Earth's Hairy Dark Matter Could Help Unravel A Cosmic Mystery

Our own Earth could hold the root that's key to finally detecting dark matter. A new study simulates streams of dark matter rooted in the planet's core that would create filaments, or "hair," of dark matter around the planet. Finding the dark matter "root" -- with its dense concentration of the mysterious substance -- could lead to new insights about this material that has eluded researchers.

The amount of dark matter in the universe is believed to dwarf the normal matter in the cosmos. Dark matter makes up around 27 percent of the universe while normal matter makes up just 5 percent, according to current theories of physics, with dark energy accounting for the rest. Researchers have been able to indirectly observe dark matter from its gravitational effects on normal matter or galaxies. Based on the data, researchers categorize dark matter as something that doesn't move around or interact with light, making it invisible.

"Dark matter has eluded all attempts at direct detection for over 30 years. The roots of dark matter hairs would be an attractive place to look, given how dense they are thought to be," Charles Lawrence, chief scientist for the Jet Propulsion Laboratory’s astronomy, physics and technology directorate, said in a statement.

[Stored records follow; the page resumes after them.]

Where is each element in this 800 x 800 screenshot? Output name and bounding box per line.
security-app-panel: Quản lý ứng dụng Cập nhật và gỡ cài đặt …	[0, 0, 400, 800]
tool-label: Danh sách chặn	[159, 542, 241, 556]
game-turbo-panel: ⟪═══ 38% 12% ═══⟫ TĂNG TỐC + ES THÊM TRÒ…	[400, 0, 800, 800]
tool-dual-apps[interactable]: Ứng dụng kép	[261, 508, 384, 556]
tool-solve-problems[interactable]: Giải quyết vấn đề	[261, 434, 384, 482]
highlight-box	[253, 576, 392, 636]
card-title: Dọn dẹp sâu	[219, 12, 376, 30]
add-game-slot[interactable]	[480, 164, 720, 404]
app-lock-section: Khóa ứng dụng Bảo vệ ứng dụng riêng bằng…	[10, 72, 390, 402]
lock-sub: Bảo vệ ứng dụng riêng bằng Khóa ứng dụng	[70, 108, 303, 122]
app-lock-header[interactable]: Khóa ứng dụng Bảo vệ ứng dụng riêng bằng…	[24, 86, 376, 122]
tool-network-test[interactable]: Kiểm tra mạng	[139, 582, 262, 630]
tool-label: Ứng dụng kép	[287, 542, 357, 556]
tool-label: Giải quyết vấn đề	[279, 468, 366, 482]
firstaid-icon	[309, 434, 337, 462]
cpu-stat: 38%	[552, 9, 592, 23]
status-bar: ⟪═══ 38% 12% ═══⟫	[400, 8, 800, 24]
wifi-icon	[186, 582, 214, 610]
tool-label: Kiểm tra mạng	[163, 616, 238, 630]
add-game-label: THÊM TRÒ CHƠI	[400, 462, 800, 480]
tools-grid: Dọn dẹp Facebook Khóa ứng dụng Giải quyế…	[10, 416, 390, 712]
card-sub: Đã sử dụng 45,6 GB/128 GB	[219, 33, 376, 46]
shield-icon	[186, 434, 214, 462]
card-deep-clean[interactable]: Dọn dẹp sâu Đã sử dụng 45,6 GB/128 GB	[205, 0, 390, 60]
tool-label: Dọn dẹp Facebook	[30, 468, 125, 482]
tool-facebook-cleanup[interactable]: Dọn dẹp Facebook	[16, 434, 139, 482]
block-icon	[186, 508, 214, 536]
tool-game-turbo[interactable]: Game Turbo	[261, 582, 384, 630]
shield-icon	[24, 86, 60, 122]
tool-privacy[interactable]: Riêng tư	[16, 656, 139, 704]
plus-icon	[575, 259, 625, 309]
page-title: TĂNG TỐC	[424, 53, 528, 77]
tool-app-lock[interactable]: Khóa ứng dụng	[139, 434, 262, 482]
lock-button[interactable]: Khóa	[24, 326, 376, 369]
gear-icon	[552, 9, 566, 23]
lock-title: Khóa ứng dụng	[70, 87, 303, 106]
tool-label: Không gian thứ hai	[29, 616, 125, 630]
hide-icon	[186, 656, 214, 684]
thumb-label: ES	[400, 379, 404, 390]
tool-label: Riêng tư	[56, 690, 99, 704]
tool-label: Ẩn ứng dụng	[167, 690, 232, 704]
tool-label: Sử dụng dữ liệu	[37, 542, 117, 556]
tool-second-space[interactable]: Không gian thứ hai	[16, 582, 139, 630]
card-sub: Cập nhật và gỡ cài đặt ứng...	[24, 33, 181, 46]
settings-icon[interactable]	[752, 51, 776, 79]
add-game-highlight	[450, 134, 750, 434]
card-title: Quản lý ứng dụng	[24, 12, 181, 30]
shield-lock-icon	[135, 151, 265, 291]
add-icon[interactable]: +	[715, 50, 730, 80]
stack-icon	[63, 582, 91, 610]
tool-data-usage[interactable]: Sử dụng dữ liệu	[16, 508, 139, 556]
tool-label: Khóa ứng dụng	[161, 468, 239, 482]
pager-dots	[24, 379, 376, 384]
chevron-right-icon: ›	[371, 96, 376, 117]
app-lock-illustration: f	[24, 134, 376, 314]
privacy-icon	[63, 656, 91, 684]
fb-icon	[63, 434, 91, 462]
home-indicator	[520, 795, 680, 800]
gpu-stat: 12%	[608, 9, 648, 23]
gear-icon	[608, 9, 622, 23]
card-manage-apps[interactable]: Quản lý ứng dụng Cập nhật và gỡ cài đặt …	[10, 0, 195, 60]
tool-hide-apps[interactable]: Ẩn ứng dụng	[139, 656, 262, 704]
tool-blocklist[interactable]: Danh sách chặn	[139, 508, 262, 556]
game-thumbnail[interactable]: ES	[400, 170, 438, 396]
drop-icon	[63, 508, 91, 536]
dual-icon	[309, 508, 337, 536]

Based on simulations, researchers determined that dark matter orbits around galaxies like the Milky Way in particle streams, according to NASA. If the stream meets a planet, the dark matter forms a dense filament extending outward like hair. As in human hair follicles, the root is much denser than the tip. If they can find a way to identify the root, researchers hope to gain new insights into the mysterious substance.

In addition to gaining new insights on dark matter, researchers could use "kinks" caused by the different layers of the planet to map the layers of other planets, according to NASA. The research will be published in Astrophysical Journal this week.

Earth, of course, would not be the only cosmic object to have "hair." But some may not. Astronomer John Wheeler, explaining the lack of distinctive features of a black hole based on observations from outside the event horizon, the "point of no return," said black holes have no hair. A recent study, however, argues that black holes may have more traits than just mass, rotation and charge, thus being hairy after all.